Fig. 20 - Various origins of cardiac innervation

  1. Neural crest cells in the area of the rhombencephalon (hindbrain)
    parasympathetic, efferent
  2. Ectodermal placode of the nodose ganglion (parasympathetic, afferent)
  3. Neural crest cells of the trunk forming sympathetic ganglia (efferent)
  4. First order parasympathetic neurons from cranial neural crest cells (1)
    contained in the vagus nerve (X)
  5. Second order parasympathetic neurons from the cranial neural crest
    cells (1) that immigrate directly into the heart
  6. Sensory ganglia that originate from the ectodermal placode of
    the nodose ganglion (2)
  7. Sympathetic nerve fibers that originate from sympathetic ganglia
    of the trunk

    Note also: cardiac outflow tract with neural crest cell material (1)
    migrated via the pharyngeal arches

Fig. 20

In the left-hand diagram, the source of the cardiac components of the cranial neural crest for the parasympathetic (1 + 2) and sympathetic (3) innervation of the heart are to be seen.

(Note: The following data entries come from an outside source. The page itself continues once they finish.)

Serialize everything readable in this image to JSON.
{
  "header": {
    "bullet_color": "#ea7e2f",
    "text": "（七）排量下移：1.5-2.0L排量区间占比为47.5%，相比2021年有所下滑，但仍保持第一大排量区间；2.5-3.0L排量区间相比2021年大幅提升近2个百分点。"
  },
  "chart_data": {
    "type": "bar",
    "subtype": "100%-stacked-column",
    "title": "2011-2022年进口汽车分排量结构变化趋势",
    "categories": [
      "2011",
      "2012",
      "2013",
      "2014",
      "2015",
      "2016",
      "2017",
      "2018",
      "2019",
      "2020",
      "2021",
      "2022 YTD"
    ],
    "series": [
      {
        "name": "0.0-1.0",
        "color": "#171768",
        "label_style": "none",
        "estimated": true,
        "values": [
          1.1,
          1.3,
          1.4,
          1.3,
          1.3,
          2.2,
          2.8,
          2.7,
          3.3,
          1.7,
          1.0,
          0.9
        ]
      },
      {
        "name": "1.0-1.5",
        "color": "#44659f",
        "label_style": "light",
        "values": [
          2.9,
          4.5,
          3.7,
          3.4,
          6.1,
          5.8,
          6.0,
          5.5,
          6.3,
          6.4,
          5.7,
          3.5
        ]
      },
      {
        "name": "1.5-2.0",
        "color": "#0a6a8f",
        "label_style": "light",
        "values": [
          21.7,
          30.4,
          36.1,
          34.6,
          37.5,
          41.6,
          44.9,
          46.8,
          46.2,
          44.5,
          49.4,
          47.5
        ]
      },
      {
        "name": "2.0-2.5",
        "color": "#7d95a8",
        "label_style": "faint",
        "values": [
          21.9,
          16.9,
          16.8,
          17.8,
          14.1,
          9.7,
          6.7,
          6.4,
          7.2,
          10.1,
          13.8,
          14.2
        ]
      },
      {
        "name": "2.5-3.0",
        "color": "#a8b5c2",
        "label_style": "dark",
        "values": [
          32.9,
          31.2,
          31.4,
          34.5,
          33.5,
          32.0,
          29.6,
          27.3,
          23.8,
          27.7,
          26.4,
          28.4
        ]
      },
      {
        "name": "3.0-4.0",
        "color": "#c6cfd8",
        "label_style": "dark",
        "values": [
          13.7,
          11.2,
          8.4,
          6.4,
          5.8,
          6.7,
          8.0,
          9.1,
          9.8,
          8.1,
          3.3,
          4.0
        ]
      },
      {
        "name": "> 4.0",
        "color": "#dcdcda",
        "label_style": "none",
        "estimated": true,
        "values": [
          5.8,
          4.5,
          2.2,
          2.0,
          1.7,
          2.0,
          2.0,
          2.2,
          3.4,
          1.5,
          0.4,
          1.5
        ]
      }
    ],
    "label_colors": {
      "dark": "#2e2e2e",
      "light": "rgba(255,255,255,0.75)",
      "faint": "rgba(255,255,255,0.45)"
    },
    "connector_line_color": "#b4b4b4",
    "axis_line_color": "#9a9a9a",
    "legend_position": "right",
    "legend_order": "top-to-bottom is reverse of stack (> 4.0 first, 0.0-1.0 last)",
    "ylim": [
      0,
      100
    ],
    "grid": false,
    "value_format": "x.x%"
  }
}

On the right, the heart is shown isolated with the two efferent and the one afferent components involved in the cardiac innervation.

This drawing also reminds us that the conotruncus is made up of derivatives of the neural crest cells (rhombencephalon) migrating through the pharyngeal arches.

More info

During the early development of the brain, sideways thickenings of the ectoderm appear, the ectodermal placodes. Such thickening of the ectoderm mainly results from induction processes between various types of tissue. In the rhombencephalon various ectodermal thickenings also form. Together with the local neural crest cells, they contribute to forming the sensory ganglia of the cranial nerves.